VxRail: What are the FTT and Erasure Coding

Erasure coding (EC) is a method of data protection in which data is broken into fragments, expanded, and encoded with redundant (TechTarget definition) data pieces and stored across different locations or storage media.

The goal of erasure coding is to enable data that becomes corrupted at some point in the disk storage process to be reconstructed by using information about the data that is stored elsewhere in the array (TechTarget definition). Erasure codes are often used instead of traditional RAID (TechTarget definition) because of their ability to reduce the time and overhead required to reconstruct data. The drawback of erasure coding is that it can be more CPU-intensive, and that can translate into increased latency.

Number of Failures to Tolerate

This FTT option generally defines the number of host and device failures that a virtual machine object can tolerate. For n failures tolerated, n+1copies of the Virtual Machine object area created and 2n+1 hosts with storage are required. The default value is 1. The maximum value is 3.

vSAN supports two specific configurations when erasure codes are enabled. The first, RAID 5 applies when the number of failures to tolerate is set to 1. The second, RAID 6 applies when the number of failures to tolerate is set to 2. A vSAN cluster size must be at least four hosts for RAID 5 and at least six hosts for RAID 6.

Fault Tolerance Method

The fault Tolerance Method specifies whether the data-replication method optimizes for performance or capacity. The RAID 1 mirroring option for performance uses more disk space to place the object components but consumes less CPU and network resources. RAID-5/6 erasure coding is the capacity option. It uses less disk space, but consumes more CPU and network resources.

Managing Fault Domains in vSAN Clusters

If your vSAN cluster spans across multiple racks or blade server chassis in a data center and you want to ensure that your hosts are protected against rack or chassis failure, you can create fault domains and add one or more hosts to each fault domain.

A fault domain consists of one or more vSAN hosts grouped together according to their physical location in the data center. Fault domains enable vSAN to tolerate failures of entire physical racks and failures of a single host, capacity device, network link, or a network switch dedicated to a fault domain.

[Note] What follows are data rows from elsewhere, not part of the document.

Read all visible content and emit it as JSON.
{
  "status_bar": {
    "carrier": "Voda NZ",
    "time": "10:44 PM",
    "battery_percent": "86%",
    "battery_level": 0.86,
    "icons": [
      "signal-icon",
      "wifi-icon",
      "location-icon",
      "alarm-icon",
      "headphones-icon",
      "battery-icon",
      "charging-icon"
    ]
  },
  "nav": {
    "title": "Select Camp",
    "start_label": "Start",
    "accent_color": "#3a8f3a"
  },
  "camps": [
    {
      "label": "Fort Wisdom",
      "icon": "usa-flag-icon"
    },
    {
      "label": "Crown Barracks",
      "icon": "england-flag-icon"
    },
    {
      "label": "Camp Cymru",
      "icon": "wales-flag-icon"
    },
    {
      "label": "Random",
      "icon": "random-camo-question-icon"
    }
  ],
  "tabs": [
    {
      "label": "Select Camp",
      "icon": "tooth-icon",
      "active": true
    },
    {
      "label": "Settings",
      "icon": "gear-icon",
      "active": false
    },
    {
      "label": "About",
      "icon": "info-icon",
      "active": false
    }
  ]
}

The Number of failures to tolerate policy for the cluster depends on the number of failures a virtual machine is provisioned to tolerate. For example, when a virtual machine is configured with the Number of failures to tolerate set to 1 (FTT = 1) and using multiple fault domains, vSAN can tolerate a single failure of any kind and of any component in a fault domain, including the failure of an entire rack.

When you configure fault domains on a rack and provision a new virtual machine, vSAN ensures that protection objects, such as replicas and witnesses, are placed in different fault domains. For example, if a virtual machine's storage policy has the Number of failures to tolerate set to N (FTT = n), vSAN requires a minimum of 2*n+1 fault domains in the cluster. When virtual machines are provisioned in a cluster with fault domains using this policy, the copies of the associated virtual machine objects are stored across separate racks.

A minimum of three fault domains are required. For best results, configure four or more fault domains in the cluster. A cluster with three fault domains has the same restrictions that a three-host cluster has, such as the inability to reprotect data after a failure and the inability to use the Full data migration mode. For information about designing and sizing fault domains, see Designing and Sizing vSAN Fault Domains.

Consider a scenario where you have a vSAN cluster with 16 hosts. The hosts are spread across four racks, that is, four hosts per rack. In order to tolerate an entire rack failure, you should create a fault domain for each rack. A cluster of such capacity can be configured to tolerate the Number of failures to tolerate set to 1. If you want to configure the cluster to allow for virtual machines with Number of failures to tolerate set to 2, you must configure five fault domains in a cluster.

When a rack fails, all resources including the CPU, memory in the rack becomes unavailable to the cluster. To reduce the impact of a potential rack failure, you should configure fault domains of smaller sizes. This increases the total amount of resource availability in the cluster after a rack failure.

When working with fault domains, follow these best practices:

• Configure a minimum of three fault domains in the vSAN cluster. For best results, configure four or more fault domains.
• A host not in any fault domain is considered to reside in its own single-host fault domain.
• You do not have to assign every vSAN host to a fault domain. If you decide to use fault domains to protect the vSAN environment, consider creating equal sized fault domains.
• When moved to another cluster, vSAN hosts retain their fault domain assignments.
• When designing a fault domain, it is recommended that you configure fault domains with a uniform number of hosts.
• For guidelines about designing fault domains, see Designing and Sizing vSAN Fault Domains.
• You can add any number of hosts to a fault domain. Each fault domain must contain at least one host.